Días sin Huella.
¿Quiénes somos? Después de Freud, pareciera no quedar sino la confusión de los deseos
desesperados.
Desesperados y heroicos y aún así, miserables padres que
ajusticiamos a los hijos que son distintos y a los que nos socorren. Podemos
ser miserables y mentir y acusar a los amigos. Podemos vivir confundidos sin
dejar una huella propia en los días.
En El Vuelo, la
película de Robert Zemeckis, Denzel Washington es un piloto que
justifica su falta de control. Pide que no le enseñen a mentir porque él ya es
un especialista en la mentira y el ocultamiento. Soberbio y decadente, no puede
más que al intentar no caer, arrastrarlo todo, luego de salvar a un avión y a
sus pasajeros con una maniobra imposible pero que hace intoxicado de sustancias
múltiples. Dan ganas de tomar cocaína y
salir a pilotear jets, dice el molesto dueño de la aerolínea al que no le
interesa nada salvo evitar los costos económicos del accidente aéreo.
Necesita contar, pero nadie necesita escuchar lo que no es
posible decir. Como en El Vuelo. Está
todo construido para seguir adelante con la representación, pero tanto Charlie (Julio Chávez) como Whip (Denzel Washington) caen porque ven algo irresistible en el
abismo y porque ya no pueden sostenerse.
En Días Sin Huellas,
del gran Billy Wilder, Ray Milland deja atrás todo lo que los otros personajes
ven, lo que nosotros como espectadores vemos; una figura encantadora a la que
arrastra la fuerza de un torrente, la del alcohol: lo único que le importa es
la botella.
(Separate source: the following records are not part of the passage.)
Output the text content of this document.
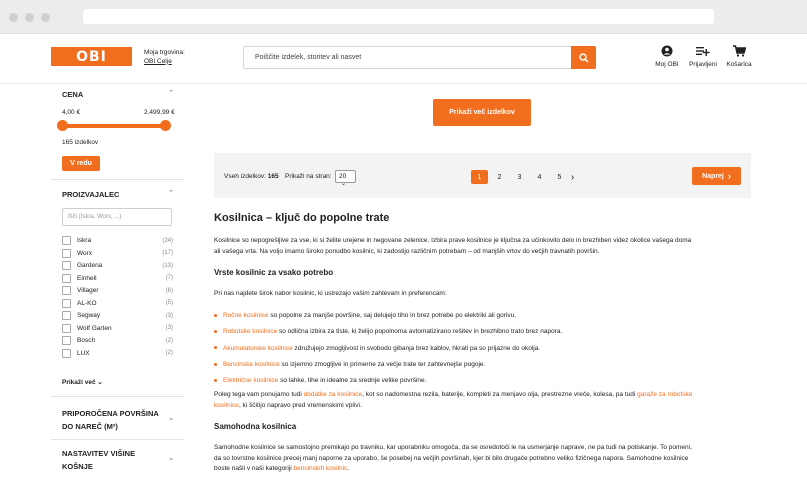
OBI	Moja trgovina:
OBI Celje	Poiščite izdelek, storitev ali nasvet
Moj OBI	Prijavljeni	Košarica
CENA	⌃
4,00 €	2.499,99 €
165 izdelkov
V redu
PROIZVAJALEC	⌃
Išči (Iskra, Worx, ...)
Iskra	(24)
Worx	(17)
Gardena	(13)
Einhell	(7)
Villager	(6)
AL-KO	(5)
Segway	(3)
Wolf Garten	(3)
Bosch	(2)
LUX	(2)
Prikaži več ⌄
PRIPOROČENA POVRŠINA
DO NAREČ (M²)
⌄
NASTAVITEV VIŠINE
KOŠNJE
⌄
Prikaži več izdelkov
Vseh izdelkov: 165 Prikaži na stran:	20 ⌄
1	2	3	4	5 ›	Naprej ›
Kosilnica – ključ do popolne trate
Kosilnice so nepogrešljive za vse, ki si želite urejene in negovane zelenice. Izbira prave kosilnice je ključna za učinkovito delo in brezhiben videz okolice vašega doma
ali vašega vrta. Na voljo imamo široko ponudbo kosilnic, ki zadostijo različnim potrebam – od manjših vrtov do večjih travnatih površin.
Vrste kosilnic za vsako potrebo
Pri nas najdete širok nabor kosilnic, ki ustrezajo vašim zahtevam in preferencam:
Ročne kosilnice so popolne za manjše površine, saj delujejo tiho in brez potrebe po elektriki ali gorivu.
Robotske kosilnice so odlična izbira za tiste, ki želijo popolnoma avtomatizirano rešitev in brezhibno trato brez napora.
Akumulatorske kosilnice združujejo zmogljivost in svobodo gibanja brez kablov, hkrati pa so prijazne do okolja.
Bencinske kosilnice so izjemno zmogljive in primerne za večje trate ter zahtevnejše pogoje.
Električne kosilnice so lahke, tihe in idealne za srednje velike površine.
Poleg tega vam ponujamo tudi dodatke za kosilnice, kot so nadomestna rezila, baterije, kompleti za menjavo olja, prestrezne vreče, kolesa, pa tudi garaže za robotske
kosilnice, ki ščitijo napravo pred vremenskimi vplivi.
Samohodna kosilnica
Samohodne kosilnice se samostojno premikajo po travniku, kar uporabniku omogoča, da se osredotoči le na usmerjanje naprave, ne pa tudi na potiskanje. To pomeni,
da so tovrstne kosilnice precej manj naporne za uporabo, še posebej na večjih površinah, kjer bi bilo drugače potrebno veliko fizičnega napora. Samohodne kosilnice
boste našli v naši kategoriji bencinskih kosilnic.
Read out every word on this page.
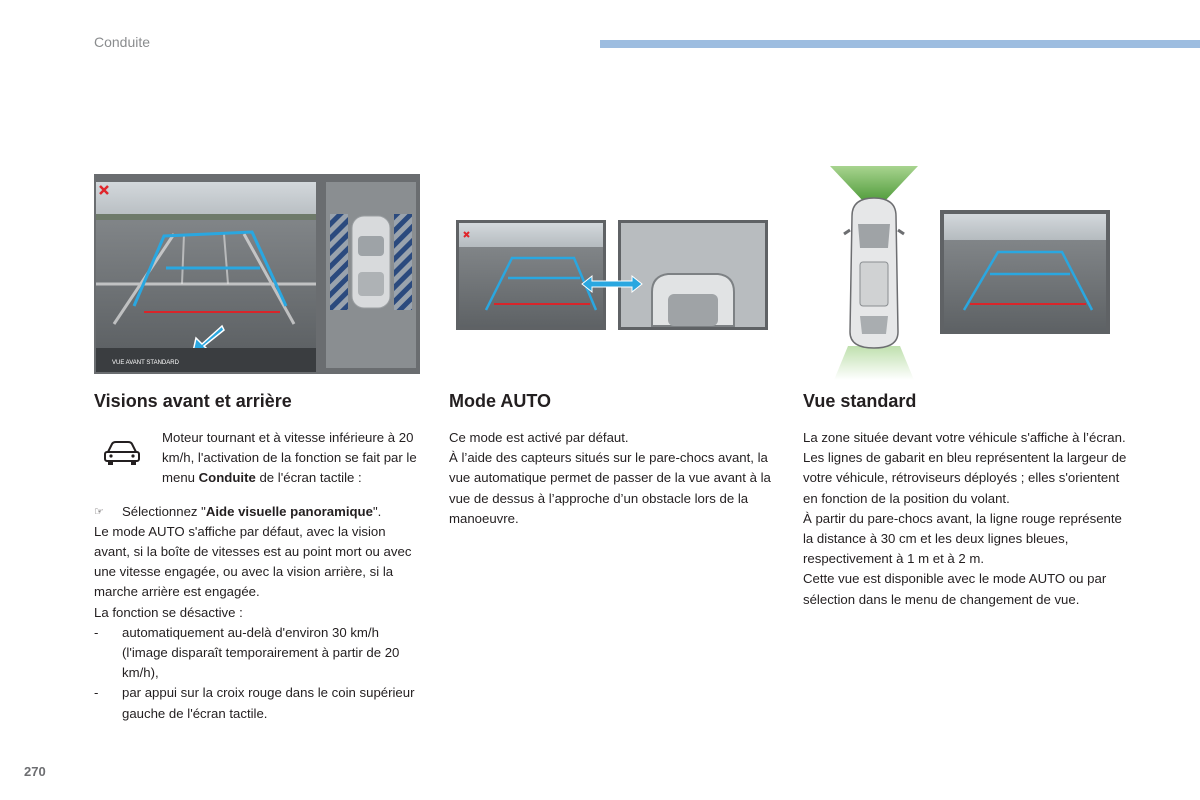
Conduite
VUE AVANT STANDARD
Visions avant et arrière

Moteur tournant et à vitesse inférieure à 20 km/h, l'activation de la fonction se fait par le menu Conduite de l'écran tactile :

☞ Sélectionnez "Aide visuelle panoramique".

Le mode AUTO s'affiche par défaut, avec la vision avant, si la boîte de vitesses est au point mort ou avec une vitesse engagée, ou avec la vision arrière, si la marche arrière est engagée.

La fonction se désactive :

- automatiquement au-delà d'environ 30 km/h (l'image disparaît temporairement à partir de 20 km/h),

- par appui sur la croix rouge dans le coin supérieur gauche de l'écran tactile.

Mode AUTO

Ce mode est activé par défaut.

À l’aide des capteurs situés sur le pare-chocs avant, la vue automatique permet de passer de la vue avant à la vue de dessus à l’approche d’un obstacle lors de la manoeuvre.

Vue standard

La zone située devant votre véhicule s'affiche à l’écran.

Les lignes de gabarit en bleu représentent la largeur de votre véhicule, rétroviseurs déployés ; elles s'orientent en fonction de la position du volant.

À partir du pare-chocs avant, la ligne rouge représente la distance à 30 cm et les deux lignes bleues, respectivement à 1 m et à 2 m.

Cette vue est disponible avec le mode AUTO ou par sélection dans le menu de changement de vue.

270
Ni las mujeres que cruzan en los bares o en los hospitales y que
parecen ir al rescate pueden hacer algo, ni con Don, el borracho de Milland que
roba a la mujer que lo ayuda para seguir bebiendo ni con Whip de Washington que
manipula a su compañera de trabajo en un velorio para que no delate lo que
todos saben y callan. Nada pueden hacer salvo seguir viviendo para seguir
bebiendo. Tipos encantadores que no hacen sino asomarse al abismo lleno de
vacío infinito y jugar a que flotan.
Como si fuera más fácil dar vuelta un avión en el aire que
saber lo que queremos, o amar a una cabra que entender nuestra desesperación.
Robert Zemeckis
dirigió Volver al Futuro. Entonces
odié de la película esa idea del retorno al pasado para convertir en éxito el
fracaso cotidiano.
Pero con el reestreno pensé en si el regresar al pasado
evitaría nuestras perversiones, qué impediría (como en Volver al Futuro 2), que todo sea mejor pero de una manera
idénticamente espantosa. ¿Volverían al pasado los personajes de Don, o Whip o
Charlie a modificar las causas del espanto? ¿Podrían encontrarlas y corregirlas
para volver al futuro y encontrarse espantosamente convertidos en una monstruosa
normalidad?
En La Cabra , el puro amor es confundido en la
mirada de un animal, (Werner Herzog hablará
en Grizzly Man, de la indiferente
mirada de la naturaleza), pero es la naturaleza humana la que hace que tanto que
el piloto de El Vuelo como el
arquitecto de La Cabra o el periodista de Días Sin Huella encuentren quiénes no son en la cocaína, en el
alcohol o incluso en el amor de una cabra que se llama Silvia.
Mientras el Charlie
de Chávez termina de rodillas, y el Don
de Ray Milland cree que la copa es apenas una copa más de tiempo hacia
adelante, el Whip Whitaker de Denzel Washington se sorprende con la
pregunta final del hijo y de alguna manera su rostro se ilumina porque después
de todo, hace rato que olvidamos lo luminosas que pueden ser las preguntas de lo que no tiene respuestas en
las que buscamos las huellas de nuestros días.